Bilim insanları kişinin genetik materyalinin yüzde 80'inin beklendiği gibi Kuzey Afrika kökenine sahip olduğunu tespit etti. Ancak yüzde 20'si, Batı Asya ve Mezopotamya bölgesindeki insanlara dayanıyordu.
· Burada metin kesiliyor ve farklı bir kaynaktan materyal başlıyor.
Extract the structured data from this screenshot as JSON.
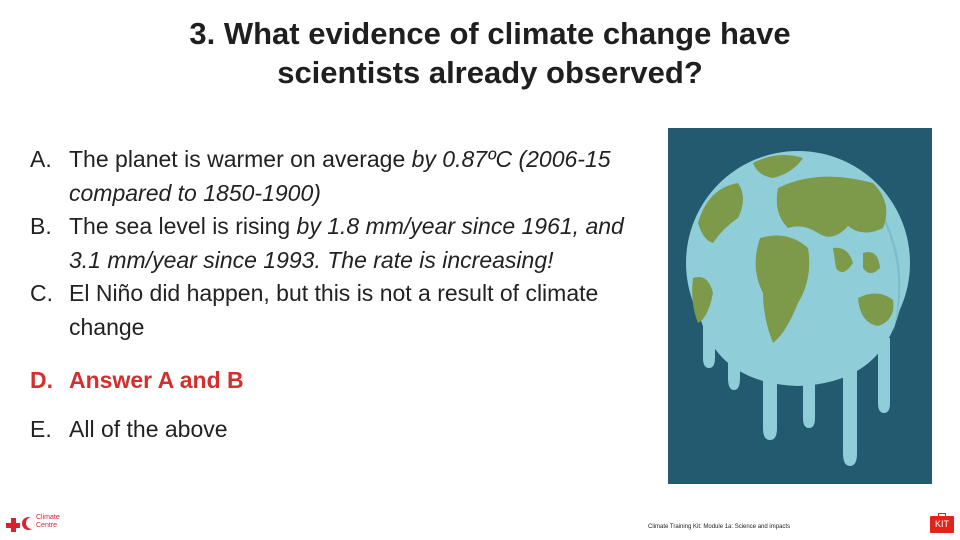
{
  "slide": {
    "title_line1": "3. What evidence of climate change have",
    "title_line2": "scientists already observed?"
  },
  "answers": [
    {
      "letter": "A.",
      "text_plain_1": "The planet is warmer on average ",
      "text_italic_1": "by 0.87ºC (2006-15 compared to 1850-1900)",
      "correct": false
    },
    {
      "letter": "B.",
      "text_plain_1": "The sea level is rising ",
      "text_italic_1": "by 1.8 mm/year since 1961, and 3.1 mm/year since 1993.  The rate is increasing!",
      "correct": false
    },
    {
      "letter": "C.",
      "text_plain_1": "El Niño did happen, but this is not a result of climate change",
      "correct": false
    },
    {
      "letter": "D.",
      "text_plain_1": "Answer A and B",
      "correct": true,
      "color": "#d32f2f"
    },
    {
      "letter": "E.",
      "text_plain_1": "All of the above",
      "correct": false
    }
  ],
  "image": {
    "icon": "melting-globe-illustration",
    "background_color": "#245a70"
  },
  "footer": {
    "logo_line1": "Climate",
    "logo_line2": "Centre",
    "logo_color": "#d6232f",
    "caption": "Climate Training Kit: Module 1a: Science and impacts",
    "kit_badge": "KIT"
  }
}
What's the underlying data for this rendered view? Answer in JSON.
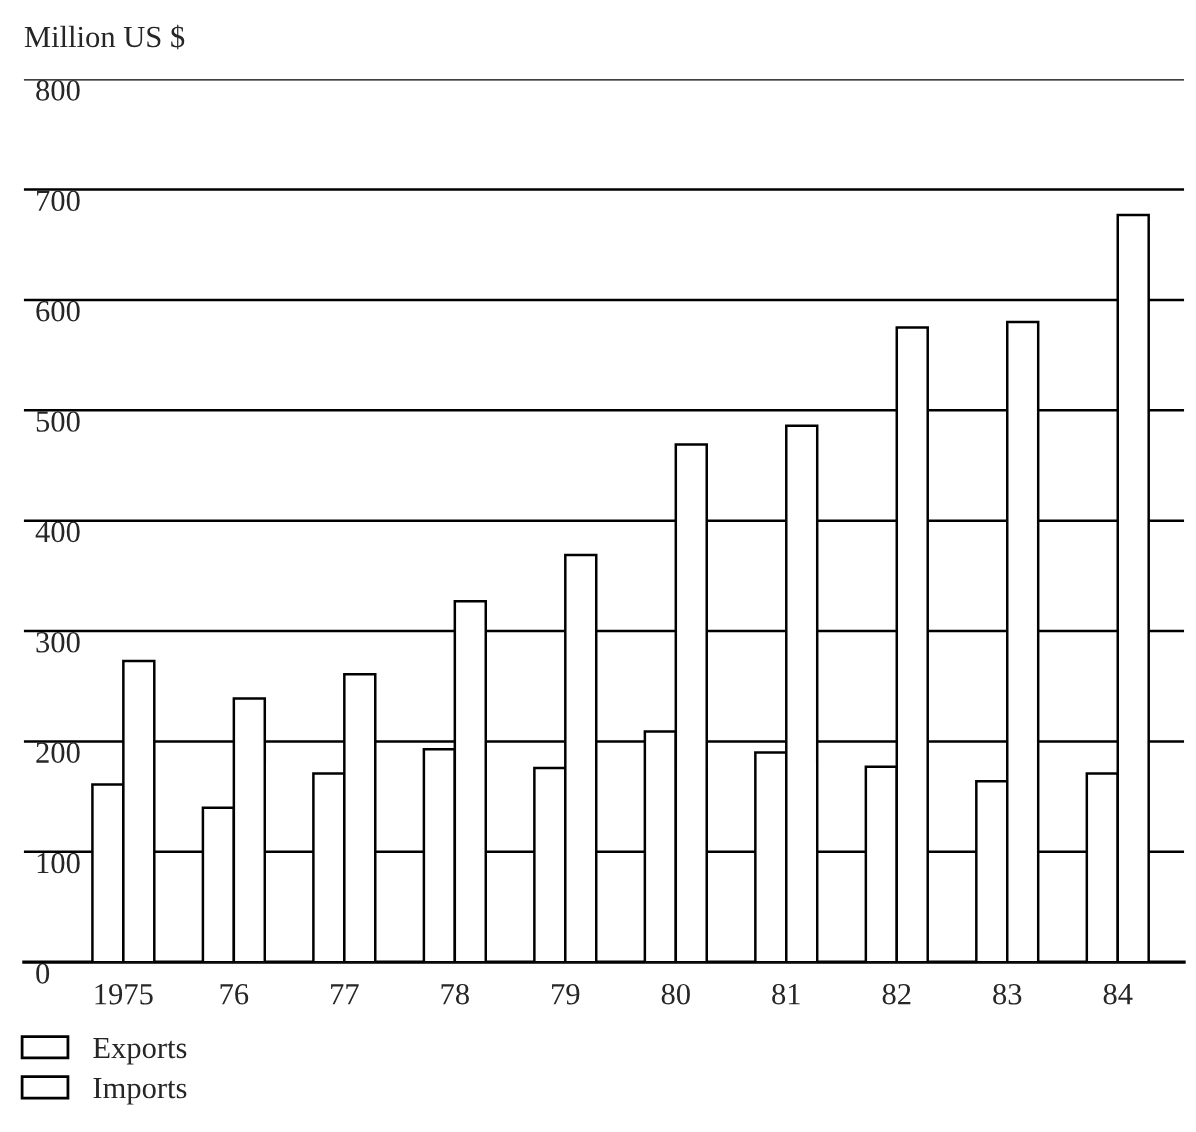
{
  "chart_data": {
    "type": "bar",
    "ylabel": "Million US $",
    "categories": [
      "1975",
      "76",
      "77",
      "78",
      "79",
      "80",
      "81",
      "82",
      "83",
      "84"
    ],
    "series": [
      {
        "name": "Exports",
        "color": "#ffffff",
        "values": [
          161,
          140,
          171,
          193,
          176,
          209,
          190,
          177,
          164,
          171
        ]
      },
      {
        "name": "Imports",
        "color": "#ffffff",
        "values": [
          273,
          239,
          261,
          327,
          369,
          469,
          486,
          575,
          580,
          677
        ]
      }
    ],
    "ylim": [
      0,
      800
    ],
    "yticks": [
      0,
      100,
      200,
      300,
      400,
      500,
      600,
      700,
      800
    ],
    "grid": "y",
    "legend": "bottom left"
  }
}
Araştırmacılar Antik Mısır ve Mezopotamya halkları arasında bir ilişki olduğunu uzun zamandır düşünüyordu. Arkeolojik bulgular bu etkileşime güçlü kanıtlar sunsa da bugüne kadar genetik bir veri elde edilememişti. 

Harvard Üniversitesi'nden Iosif Lazaridis, yer almadığı çalışmanın bulguları hakkında "Bu örnek bize, bu kadar erken bir tarihte Mısır'da çoğunlukla Kuzey Afrikalı soyundan gelen ancak Mezopotamya'dan da bir miktar soy katkısı olan insanlar olduğunu söylüyor" diyor: 

Bu coğrafi açıdan mükemmel derecede mantıklı.

Araştırmacılar bulunan kemiklerde artrit ve osteoporoz belirtilerinin yanı sıra yaşamının büyük bölümünde aşağı baktığını ve öne doğru eğildiğini gösteren işaretler tespit etti. Ayrıca kollarını uzun süre önünde tuttuğunu, ağır malzemeler taşıdığını ve sert yüzeylere oturduğunu gösteren bulgulara rastlandı. 

Ekip bu verilere dayanarak bu kişinin ağır işçilik yaptığı ve muhtemelen çömlekçi olduğu sonucuna vardı. Irish çömlekçi çarkının da Mısır'a bu dönemde geldiğini söyleyerek ekliyor:

Öte yandan bir çömlekçiye genellikle böyle üst sınıf bir cenaze töreni düzenlenmez. Belki de olağanüstü yetenekli ya da başarılı olduğu için sosyal statüsü yükselmişti.

Bilim insanları Antik Mısır ve Mezopotamya ilişkisine ışık tutan yeni çalışmanın sadece tek bir genom örneğine dayandığına ve daha fazla kanıt bulmayı beklediklerine değiniyor. Bu sayede iki bölgede yakın zamanda ortaya çıkan yazının kökenlerini ve farklı toplumlar arasındaki göçleri daha iyi anlamayı umuyorlar.

Makalenin ortak yazarı Dr. Linus Girdland-Flink "Bu, insan genetik varyasyonu bulmacasının sadece bir parçası: Bugüne kadar yaşamış her insan ve onların genomu bu bulmacanın benzersiz bir parçasını oluşturuyor" diyerek ekliyor:

Hiçbir zaman herkesin genomunu dizileyemeyeceğiz ancak insanlık tarihinde bugün kim olduğumuzu şekillendiren önemli olayları doğru bir şekilde yeniden yapılandırmak için dünyanın dört bir yanından yeterince çeşitli örnek toplamayı umuyoruz.